И, уйдя из кухни, в сердцах хлопнула дверью.

Пришел Костя, сказал, что завтра они с бабкой поедут в лагерь навещать его маму. В письме она просит, чтобы привезли табаку. «Странно, — подумал я. — Она ведь была некурящая». А ему сказал:

— Я поеду с вами, хочу повидать тетю Марусю.

Рано утром мы сбегали к столовой, купили двадцать стаканов табаку, набрали еды и отправились в лагерь. Он был совсем недалеко — от центра две или три остановки на автобусе. В лесочке рядом с заводом, где работали прежде и мои родители, и Костина мама. Отделяла его от внешнего мира одна лишь колючая проволока, а по углам отгороженного прямоугольника стояли вышки с часовыми.
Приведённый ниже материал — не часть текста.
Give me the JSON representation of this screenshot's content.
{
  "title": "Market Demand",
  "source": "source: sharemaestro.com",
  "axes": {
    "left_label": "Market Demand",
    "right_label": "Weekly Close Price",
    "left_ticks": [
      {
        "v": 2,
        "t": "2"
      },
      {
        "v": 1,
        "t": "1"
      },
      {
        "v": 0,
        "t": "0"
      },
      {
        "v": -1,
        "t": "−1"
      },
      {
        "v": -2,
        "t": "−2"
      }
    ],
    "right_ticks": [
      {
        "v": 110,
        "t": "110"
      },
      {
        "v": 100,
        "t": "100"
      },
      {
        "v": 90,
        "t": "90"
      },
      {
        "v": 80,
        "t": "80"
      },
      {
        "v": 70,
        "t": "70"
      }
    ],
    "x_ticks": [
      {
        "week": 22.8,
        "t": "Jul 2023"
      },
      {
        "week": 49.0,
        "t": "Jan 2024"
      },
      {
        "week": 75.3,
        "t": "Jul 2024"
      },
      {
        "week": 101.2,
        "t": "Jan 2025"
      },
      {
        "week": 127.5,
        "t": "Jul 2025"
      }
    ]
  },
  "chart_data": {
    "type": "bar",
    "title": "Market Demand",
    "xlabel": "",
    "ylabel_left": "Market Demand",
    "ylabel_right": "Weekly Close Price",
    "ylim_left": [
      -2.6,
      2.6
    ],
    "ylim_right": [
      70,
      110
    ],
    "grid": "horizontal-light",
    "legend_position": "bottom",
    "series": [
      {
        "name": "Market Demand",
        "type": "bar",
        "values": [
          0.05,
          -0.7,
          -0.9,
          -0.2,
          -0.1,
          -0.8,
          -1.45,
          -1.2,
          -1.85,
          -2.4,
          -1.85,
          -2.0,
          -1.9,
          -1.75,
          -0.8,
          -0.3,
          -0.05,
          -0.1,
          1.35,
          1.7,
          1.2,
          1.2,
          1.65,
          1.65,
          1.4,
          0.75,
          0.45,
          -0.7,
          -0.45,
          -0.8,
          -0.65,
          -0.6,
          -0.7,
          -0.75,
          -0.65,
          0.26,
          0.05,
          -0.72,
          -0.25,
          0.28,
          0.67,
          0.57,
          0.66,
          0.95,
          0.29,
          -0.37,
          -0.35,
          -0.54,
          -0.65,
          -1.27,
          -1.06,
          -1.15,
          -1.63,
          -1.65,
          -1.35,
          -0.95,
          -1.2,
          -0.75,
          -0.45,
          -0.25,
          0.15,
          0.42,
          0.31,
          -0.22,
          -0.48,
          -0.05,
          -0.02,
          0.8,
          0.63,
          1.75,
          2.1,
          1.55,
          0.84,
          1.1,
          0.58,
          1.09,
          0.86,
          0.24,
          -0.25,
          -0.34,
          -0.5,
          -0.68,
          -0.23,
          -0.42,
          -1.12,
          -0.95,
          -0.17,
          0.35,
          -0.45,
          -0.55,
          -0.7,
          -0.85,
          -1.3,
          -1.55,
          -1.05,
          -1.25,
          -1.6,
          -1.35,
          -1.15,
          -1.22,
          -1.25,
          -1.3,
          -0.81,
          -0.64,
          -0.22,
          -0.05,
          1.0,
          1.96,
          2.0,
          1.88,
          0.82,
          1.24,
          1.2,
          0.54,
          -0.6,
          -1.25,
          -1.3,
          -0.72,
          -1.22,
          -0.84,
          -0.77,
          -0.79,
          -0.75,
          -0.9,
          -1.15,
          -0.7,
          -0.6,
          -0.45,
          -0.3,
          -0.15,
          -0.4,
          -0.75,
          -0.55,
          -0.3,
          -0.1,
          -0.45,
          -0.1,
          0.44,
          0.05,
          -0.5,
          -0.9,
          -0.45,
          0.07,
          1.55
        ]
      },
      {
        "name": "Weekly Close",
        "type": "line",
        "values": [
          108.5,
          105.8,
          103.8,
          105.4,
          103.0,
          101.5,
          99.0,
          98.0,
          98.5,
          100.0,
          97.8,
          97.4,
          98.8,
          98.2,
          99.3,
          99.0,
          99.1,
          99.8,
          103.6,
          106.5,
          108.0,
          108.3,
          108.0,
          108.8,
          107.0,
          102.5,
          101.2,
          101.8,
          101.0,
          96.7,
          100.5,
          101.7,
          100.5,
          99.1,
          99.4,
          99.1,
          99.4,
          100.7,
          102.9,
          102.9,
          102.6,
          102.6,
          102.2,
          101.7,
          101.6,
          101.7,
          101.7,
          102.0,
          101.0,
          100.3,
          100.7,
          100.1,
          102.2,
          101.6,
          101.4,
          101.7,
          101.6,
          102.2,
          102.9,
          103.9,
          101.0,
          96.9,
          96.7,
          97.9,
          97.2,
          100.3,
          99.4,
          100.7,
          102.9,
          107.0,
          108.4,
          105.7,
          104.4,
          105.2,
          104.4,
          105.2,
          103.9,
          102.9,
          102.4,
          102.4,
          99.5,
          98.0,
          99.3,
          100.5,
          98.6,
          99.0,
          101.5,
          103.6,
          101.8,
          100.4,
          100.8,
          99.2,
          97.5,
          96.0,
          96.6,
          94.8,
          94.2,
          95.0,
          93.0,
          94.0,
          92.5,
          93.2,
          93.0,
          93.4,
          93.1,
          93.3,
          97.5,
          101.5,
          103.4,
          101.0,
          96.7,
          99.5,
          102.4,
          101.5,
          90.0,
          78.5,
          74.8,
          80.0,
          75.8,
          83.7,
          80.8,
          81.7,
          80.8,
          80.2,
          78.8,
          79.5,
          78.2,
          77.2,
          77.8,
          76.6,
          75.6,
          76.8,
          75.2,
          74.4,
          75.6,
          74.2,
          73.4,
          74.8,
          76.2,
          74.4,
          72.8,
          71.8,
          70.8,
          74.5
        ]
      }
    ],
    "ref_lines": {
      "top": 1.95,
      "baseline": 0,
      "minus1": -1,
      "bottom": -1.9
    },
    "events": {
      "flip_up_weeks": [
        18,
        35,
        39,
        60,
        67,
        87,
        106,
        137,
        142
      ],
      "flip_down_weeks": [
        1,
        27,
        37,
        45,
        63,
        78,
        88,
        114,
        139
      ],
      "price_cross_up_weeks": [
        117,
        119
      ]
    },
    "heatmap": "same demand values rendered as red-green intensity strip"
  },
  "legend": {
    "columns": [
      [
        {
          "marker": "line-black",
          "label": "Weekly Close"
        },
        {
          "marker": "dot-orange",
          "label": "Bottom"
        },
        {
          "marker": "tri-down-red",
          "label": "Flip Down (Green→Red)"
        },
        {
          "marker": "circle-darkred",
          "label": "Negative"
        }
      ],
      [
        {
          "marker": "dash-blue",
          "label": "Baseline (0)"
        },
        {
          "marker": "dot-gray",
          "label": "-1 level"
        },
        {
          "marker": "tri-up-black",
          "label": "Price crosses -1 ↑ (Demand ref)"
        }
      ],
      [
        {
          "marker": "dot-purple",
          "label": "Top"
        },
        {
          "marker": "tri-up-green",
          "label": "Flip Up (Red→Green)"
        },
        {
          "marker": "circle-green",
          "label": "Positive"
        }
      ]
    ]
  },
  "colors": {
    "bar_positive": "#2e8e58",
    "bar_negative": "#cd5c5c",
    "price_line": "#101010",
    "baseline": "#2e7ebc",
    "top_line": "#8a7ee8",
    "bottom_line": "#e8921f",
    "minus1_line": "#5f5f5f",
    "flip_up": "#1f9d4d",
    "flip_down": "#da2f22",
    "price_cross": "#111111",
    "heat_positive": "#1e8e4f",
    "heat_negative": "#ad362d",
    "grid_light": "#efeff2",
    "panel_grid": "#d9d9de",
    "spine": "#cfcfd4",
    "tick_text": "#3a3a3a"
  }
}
Сойдя с автобуса, мы пошли вдоль этого ограждения. За ним я впервые в жизни увидел заключенных. Изможденные, безликие, в одинаковых черных робах мужчины и женщины (в те годы они содержались вместе) стояли небольшими группами или же прохаживались по зоне — очевидно, был час утренней прогулки. Вдруг видим отделившись от остальных, к ограде бежит какая-то старая женщина.
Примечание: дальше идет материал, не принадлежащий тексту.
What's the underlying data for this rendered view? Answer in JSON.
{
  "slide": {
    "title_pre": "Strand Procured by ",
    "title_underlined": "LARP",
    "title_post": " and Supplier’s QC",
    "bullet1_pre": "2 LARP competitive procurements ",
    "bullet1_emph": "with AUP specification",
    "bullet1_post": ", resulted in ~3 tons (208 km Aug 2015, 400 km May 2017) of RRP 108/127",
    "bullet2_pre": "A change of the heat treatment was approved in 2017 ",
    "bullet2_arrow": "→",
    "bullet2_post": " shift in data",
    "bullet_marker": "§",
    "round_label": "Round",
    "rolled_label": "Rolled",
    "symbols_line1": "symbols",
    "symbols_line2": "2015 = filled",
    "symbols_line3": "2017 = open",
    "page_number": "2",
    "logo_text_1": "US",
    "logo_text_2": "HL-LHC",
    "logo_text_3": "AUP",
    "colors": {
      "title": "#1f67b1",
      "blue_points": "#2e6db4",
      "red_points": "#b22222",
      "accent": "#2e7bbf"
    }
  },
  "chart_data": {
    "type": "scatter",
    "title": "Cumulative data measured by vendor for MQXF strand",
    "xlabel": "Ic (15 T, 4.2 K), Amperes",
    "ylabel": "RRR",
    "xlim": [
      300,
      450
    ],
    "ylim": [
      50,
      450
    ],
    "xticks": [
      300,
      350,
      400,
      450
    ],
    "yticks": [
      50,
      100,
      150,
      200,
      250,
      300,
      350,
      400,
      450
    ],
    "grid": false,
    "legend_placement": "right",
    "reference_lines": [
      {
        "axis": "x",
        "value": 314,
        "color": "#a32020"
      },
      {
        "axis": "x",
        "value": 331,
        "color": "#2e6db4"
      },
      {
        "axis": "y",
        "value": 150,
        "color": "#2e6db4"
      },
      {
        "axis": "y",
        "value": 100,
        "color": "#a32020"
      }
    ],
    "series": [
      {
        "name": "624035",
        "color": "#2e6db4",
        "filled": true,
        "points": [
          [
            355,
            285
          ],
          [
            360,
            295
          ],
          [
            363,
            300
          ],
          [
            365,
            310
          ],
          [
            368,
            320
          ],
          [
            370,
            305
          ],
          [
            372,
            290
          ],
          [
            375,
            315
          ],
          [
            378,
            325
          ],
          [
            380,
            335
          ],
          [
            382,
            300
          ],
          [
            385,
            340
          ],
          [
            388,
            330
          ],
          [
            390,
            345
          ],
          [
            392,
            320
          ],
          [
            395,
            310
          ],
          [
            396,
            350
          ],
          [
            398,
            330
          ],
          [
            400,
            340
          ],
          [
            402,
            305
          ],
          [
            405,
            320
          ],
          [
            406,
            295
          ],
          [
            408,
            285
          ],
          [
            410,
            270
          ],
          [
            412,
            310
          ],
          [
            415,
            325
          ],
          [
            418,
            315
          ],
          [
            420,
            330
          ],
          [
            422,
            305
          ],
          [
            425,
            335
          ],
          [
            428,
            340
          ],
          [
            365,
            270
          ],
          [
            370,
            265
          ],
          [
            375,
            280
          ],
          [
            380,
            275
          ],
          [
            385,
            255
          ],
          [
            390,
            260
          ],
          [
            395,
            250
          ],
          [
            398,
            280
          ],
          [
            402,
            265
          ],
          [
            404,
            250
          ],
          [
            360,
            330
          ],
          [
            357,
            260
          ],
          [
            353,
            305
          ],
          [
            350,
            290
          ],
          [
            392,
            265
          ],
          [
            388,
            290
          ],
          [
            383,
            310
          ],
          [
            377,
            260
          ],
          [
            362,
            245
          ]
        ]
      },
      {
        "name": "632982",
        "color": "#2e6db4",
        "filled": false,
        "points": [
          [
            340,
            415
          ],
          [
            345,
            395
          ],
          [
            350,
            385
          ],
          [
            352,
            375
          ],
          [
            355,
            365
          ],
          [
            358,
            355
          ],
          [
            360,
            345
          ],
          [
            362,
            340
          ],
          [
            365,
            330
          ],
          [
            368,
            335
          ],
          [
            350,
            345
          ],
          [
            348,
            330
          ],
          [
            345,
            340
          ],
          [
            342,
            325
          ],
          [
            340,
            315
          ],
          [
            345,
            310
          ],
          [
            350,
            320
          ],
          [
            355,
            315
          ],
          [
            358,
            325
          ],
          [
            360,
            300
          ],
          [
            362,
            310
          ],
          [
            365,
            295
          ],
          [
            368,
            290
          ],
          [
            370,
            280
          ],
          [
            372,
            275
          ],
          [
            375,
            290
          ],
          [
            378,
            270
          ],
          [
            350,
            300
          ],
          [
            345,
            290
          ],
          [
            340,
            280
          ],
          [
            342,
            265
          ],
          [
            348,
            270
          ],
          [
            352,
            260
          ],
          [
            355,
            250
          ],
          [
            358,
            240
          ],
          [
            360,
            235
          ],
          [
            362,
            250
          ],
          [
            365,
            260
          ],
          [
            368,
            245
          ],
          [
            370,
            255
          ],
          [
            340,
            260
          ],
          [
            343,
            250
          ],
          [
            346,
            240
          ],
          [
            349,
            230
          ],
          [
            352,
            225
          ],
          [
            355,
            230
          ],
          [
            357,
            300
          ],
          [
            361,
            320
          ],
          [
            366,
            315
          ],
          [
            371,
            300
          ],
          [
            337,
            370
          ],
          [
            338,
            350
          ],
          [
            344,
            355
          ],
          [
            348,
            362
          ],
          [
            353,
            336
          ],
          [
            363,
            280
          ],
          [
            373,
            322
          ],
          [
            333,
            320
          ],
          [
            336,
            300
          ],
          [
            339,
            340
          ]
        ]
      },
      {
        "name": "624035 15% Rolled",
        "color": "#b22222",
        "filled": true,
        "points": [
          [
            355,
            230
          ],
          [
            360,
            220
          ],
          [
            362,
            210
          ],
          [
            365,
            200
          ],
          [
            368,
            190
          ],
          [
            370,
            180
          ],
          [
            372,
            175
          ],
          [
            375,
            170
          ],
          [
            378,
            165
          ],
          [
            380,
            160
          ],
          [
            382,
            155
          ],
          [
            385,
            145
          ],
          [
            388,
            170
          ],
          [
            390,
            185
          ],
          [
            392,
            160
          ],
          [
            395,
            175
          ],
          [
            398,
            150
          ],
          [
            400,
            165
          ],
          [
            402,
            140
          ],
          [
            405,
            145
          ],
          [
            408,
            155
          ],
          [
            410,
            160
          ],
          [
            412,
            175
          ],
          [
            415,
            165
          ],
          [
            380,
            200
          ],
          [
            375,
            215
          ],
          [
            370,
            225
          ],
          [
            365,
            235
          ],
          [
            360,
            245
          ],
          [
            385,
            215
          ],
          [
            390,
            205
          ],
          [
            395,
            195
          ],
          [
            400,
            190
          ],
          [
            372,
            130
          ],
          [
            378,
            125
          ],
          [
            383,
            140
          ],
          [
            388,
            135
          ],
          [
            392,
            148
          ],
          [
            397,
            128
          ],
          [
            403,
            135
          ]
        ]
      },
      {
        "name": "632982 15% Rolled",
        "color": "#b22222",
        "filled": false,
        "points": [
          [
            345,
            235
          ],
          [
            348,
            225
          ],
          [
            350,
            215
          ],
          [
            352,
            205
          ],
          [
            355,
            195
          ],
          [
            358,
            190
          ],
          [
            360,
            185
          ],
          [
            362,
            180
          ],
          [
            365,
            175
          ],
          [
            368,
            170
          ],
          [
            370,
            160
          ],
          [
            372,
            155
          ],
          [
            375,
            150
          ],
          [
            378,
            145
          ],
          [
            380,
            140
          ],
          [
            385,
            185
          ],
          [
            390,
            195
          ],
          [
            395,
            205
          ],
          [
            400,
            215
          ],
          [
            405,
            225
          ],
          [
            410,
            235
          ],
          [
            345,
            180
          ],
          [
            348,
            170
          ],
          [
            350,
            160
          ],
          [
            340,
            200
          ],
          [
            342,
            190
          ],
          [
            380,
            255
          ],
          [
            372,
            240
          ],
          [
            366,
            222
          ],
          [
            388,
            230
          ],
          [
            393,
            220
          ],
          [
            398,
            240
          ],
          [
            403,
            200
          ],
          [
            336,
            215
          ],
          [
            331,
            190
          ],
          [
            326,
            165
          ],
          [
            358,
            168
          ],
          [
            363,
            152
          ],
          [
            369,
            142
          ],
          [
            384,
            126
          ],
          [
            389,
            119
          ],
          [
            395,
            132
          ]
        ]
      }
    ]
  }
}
— Костя, сынок, родненький мой…

Хриплый, раздирающий душу голос. Помнится, даже сын не сразу узнал в этой худой поседевшей женщине свою маму.

Часовой на ближайшей к нам вышке приказал остановиться и поднял автомат. Бабка заплакала. А тетя Маруся, отступив немного от ограды, показала рукой, куда нам надо идти. Мы подошли к месту, где принимали передачи. Дежурный сказал, что можно написать заявление и нам разрешат повидаться с заключенной.

Какое-то время нас поманежили на вахте, но в конце концов пропустили. Нас не обыскивали, только проверили, что в сумках. Потом завели в комнату, где из обстановки была лишь большая скамейка и еще стояло ведро с водой.

Томительно тянутся минуты ожидания. Костя, сам не свой, ходит из угла в угол. Бабка, поджав ноги, сидит на скамейке, я стою. Но вот дверь открылась, и вошла тетя Маруся.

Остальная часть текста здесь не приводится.